The idea for native plant month sprouted around three years ago when she learned Texas planned a native plant week. She said,  “This struck me as a great way to broaden the impact of the Heritage Garden and increase the use of native plants in residential settings.”

However, it stayed in her memory bank because “…. my background told me it would be a lot of work to get the legislature to go along and even more to have a group of like-minded organizations to do it without supporting legislation.”

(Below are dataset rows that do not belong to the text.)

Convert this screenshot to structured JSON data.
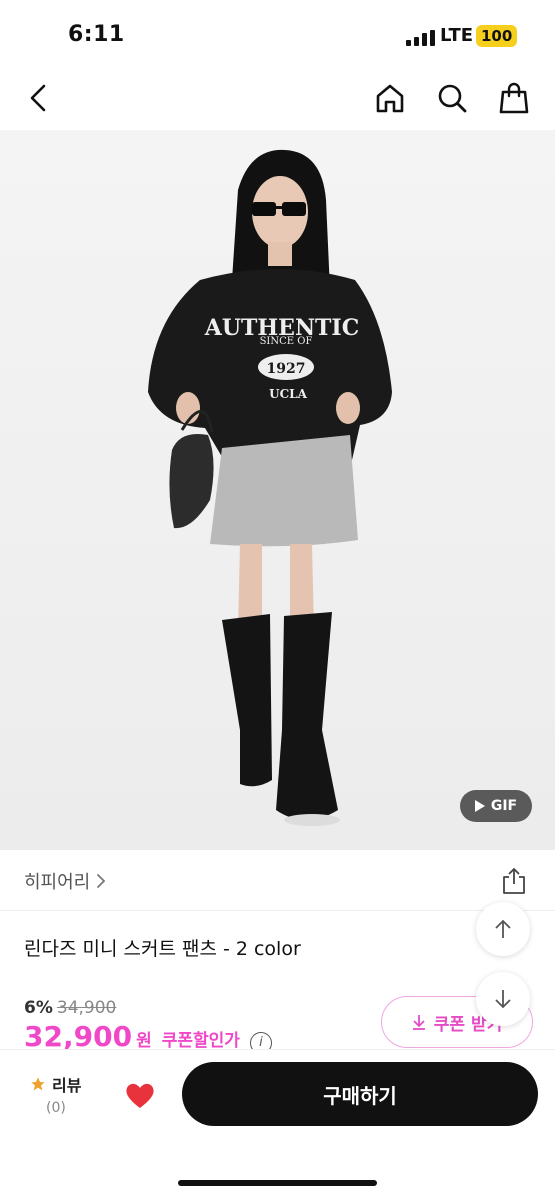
{
  "status_bar": {
    "time": "6:11",
    "network": "LTE",
    "battery": "100"
  },
  "nav": {
    "back_icon": "chevron-left",
    "home_icon": "home",
    "search_icon": "search",
    "cart_icon": "shopping-bag"
  },
  "hero": {
    "gif_label": "GIF",
    "shirt_line1": "AUTHENTIC",
    "shirt_line2": "SINCE OF",
    "shirt_line3": "1927",
    "shirt_line4": "UCLA"
  },
  "product": {
    "brand": "히피어리",
    "title": "린다즈 미니 스커트 팬츠 - 2 color",
    "discount_percent": "6%",
    "original_price": "34,900",
    "sale_price": "32,900",
    "currency": "원",
    "coupon_discount_label": "쿠폰할인가",
    "coupon_button": "쿠폰 받기"
  },
  "bottom_bar": {
    "review_label": "리뷰",
    "review_count": "(0)",
    "buy_label": "구매하기"
  },
  "colors": {
    "accent_pink": "#f048c8",
    "buy_button": "#111111",
    "gif_badge": "#5a5a5a",
    "heart": "#e8333d",
    "star": "#f0a12b"
  }
}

Eventually she met Kathryn Cochran Wiggam, wife of state Rep. Scott Wiggam of the Ohio House of Reresentatives, and daughter of Ken Cochran, retired director of Secrest Arboretum. She is a member of the Garden Club of Akron, part of the Garden Club of America. Another memory deposited.

Eventually, several memories and meetings resulted in action. Nancy Linz, the Zone X horticulture chair of the Garden Club of America, Nathan Johnson, director of Public Lands for the Ohio Environmental Council, and Hope worked out a plan to get the facts and information needed to present it to the legislature. She said, “The stars were aligning!”

We surveyed every garden club, associated group and green industry member we could think offor the best month, she said. April was chosen because a wide variety of groups across Ohio could participate and nurseries could be stocked with native plants “when the public is most interested in their own yards.”

Rep. Scott Wiggam and Sen. Bob Hackett guided the plan through the legislature. Committee hearings were required. After making many trips to Columbus to testify in the House and Senate committees, getting school children, green industry representatives, and garden club association representatives to testify, and encourage many others to write letters, the bill was signed into law July 18, 2019,” she said.

The group isn’t finished. The trio is working to form a nonprofit organization, develop a website,www.ohionativeplantmonth.org, and encourage use of information there. “Nancy is the driving force behind Ohio Native Plant Month and hopes it will get national traction,” she said.

Recently the group received notice the Montgomery County Commissioners, which includes Dayton, issued a proclamation honoring Ohio Native Pant Month. This is important, Hope said. It puts the local government on records supporter of using native plants. 

Another way to promote Ohio plants, she said, is for local beautification groups to add “use of natives” as a criteria in selecting outstanding gardens. 

While the COVID-19 crisis forced cancellation of native plant events in April, the Ohio Native Plant Month website will list new events, provide updates, give information on invasive plants, and show tallies of Ohio tree plantings to reach the United Nations Trillion Tree Campaign, www.trilliontreecampagin.org, to plant a trillion trees by 2050.

They also will provide information on adding Ohio native plant pollinator gardens to home landscapes and using Ohio natives in existing landscape plantings.